In Buddhist meditation, we discover that we do not originate our own thoughts. In meditation, we allow thoughts to come and go under their own power. They do that without our making them happen. We find that they come from empty space and return to emptiness. There is nothing personal about thoughts, when we experience them without involvement.
I find this discovery compatible with a pretty recent Western perspective: that almost all of our thoughts are taken over from our culture. Our wording may be a bit different, but almost everything we think simply repeats ideas we have heard or read or heard on TV. It is unusual and difficult to think an original thought.
We swim in a sea, or soup, of talk. These are the messages we receive from the media, and also the ways our friends explain themselves and their lives. Our thoughts mainly recycle this talk, and we propagate it when we talk ourselves.
This is not a bad thing. It is inevitable. Human beings are just not smart enough to figure everything out for ourselves. We get the benefit of centuries of millions of people figuring things out for us, each adding tiny portions to the thought-soup we live in.
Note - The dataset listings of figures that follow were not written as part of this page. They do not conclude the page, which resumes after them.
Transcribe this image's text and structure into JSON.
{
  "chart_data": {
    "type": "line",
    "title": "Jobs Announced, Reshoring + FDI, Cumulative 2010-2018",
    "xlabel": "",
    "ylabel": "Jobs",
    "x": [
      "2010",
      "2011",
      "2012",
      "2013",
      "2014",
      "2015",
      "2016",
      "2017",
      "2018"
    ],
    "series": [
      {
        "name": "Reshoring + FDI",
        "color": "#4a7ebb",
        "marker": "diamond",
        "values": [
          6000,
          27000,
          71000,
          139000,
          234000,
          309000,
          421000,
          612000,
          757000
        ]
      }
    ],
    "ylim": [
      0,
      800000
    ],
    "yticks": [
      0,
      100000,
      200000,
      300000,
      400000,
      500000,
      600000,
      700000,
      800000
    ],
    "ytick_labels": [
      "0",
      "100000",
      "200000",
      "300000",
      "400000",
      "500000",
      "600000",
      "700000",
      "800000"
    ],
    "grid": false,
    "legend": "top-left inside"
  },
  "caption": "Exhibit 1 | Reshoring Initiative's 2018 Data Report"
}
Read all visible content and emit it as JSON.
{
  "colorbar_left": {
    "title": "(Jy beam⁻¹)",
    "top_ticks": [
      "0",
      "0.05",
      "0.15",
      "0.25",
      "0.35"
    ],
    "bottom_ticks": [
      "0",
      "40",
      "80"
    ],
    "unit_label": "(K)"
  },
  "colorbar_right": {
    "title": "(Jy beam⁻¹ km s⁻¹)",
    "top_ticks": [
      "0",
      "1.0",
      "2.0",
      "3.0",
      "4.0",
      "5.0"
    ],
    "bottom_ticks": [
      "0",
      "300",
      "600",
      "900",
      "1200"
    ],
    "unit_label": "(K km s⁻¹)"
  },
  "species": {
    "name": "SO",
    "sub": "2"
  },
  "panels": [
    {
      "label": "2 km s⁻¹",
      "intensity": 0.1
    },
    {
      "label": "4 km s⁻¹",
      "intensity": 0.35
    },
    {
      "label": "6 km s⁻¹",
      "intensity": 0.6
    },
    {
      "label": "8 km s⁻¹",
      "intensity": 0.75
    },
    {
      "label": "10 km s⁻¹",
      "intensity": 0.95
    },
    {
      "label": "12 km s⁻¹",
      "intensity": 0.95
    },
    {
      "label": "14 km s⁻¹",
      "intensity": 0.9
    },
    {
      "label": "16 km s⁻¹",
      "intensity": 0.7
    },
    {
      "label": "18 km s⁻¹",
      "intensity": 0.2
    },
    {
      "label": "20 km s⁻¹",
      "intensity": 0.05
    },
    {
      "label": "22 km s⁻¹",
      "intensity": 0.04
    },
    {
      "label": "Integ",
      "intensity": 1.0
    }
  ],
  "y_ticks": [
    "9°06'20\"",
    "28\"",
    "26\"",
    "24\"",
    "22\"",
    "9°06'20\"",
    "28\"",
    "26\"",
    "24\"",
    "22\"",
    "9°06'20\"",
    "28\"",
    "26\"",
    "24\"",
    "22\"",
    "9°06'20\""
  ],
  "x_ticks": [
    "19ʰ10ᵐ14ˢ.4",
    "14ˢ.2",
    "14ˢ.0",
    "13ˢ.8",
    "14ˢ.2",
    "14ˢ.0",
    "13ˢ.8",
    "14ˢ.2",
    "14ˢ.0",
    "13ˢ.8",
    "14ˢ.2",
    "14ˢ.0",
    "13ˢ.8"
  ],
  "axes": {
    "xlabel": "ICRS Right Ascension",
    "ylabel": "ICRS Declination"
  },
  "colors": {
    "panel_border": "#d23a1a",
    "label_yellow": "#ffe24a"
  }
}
Of course, some of the thoughts we take on are wrong; that is the downside of belonging to a culture. Although we can’t entirely avoid that, meditation—and other aspects of Buddhism—can help us recognize that we don’t have to believe all the thoughts that pass through our heads. We can take our thought soup with a dash of salt.
When it comes to thinking about our lives, and how to live them, there are remarkably few basic ideas available. There are innumerable isms or systems around. We might try the Enneagram or secular humanism or Mormonism or eco-activism or twelve-stepping. Or Buddhism; or any of countless others. Each of these has some peculiar ideas of its own. Mainly, though, they offer different combinations, and minor variations, of a handful of fundamental approaches to life.
In the old days, when there was such a thing as a mainstream culture, the thought-soup mainly came from that culture. Ideas from other systems were available, but only to the adventurous. Those thoughts recognizably came from somewhere other than the mainstream.
Since the mainstream culture broke down, it is no longer considered important where ideas came from. Everyone says, and thinks, things like
- “You have to honor your feelings”
- “All religions point to the same truth”
- “You have to make your own, authentic choices, and fight off the mindless messages you get from society”
- “Everyone has their own truth, because everyone has their own perspective”
- “Be in the now”
Almost no one in the West had ideas like these a hundred years ago. Almost no one now realizes that they come from (respectively) psychotherapeutic theory, Hinduism, Existentialism, post-modernism, and Buddhism. Almost no one recognizes that if you take such ideas seriously, they are seriously incompatible.
The ways that current soap opera characters talk about their lives incorporate ideas that were completely alien a century ago, and were heavy weirdness for university philosophy students only a few decades ago. What has happened is that key ideas of major systems have “escaped” into the culture at large. Their origins are forgotten. They have become part of our thought-soup.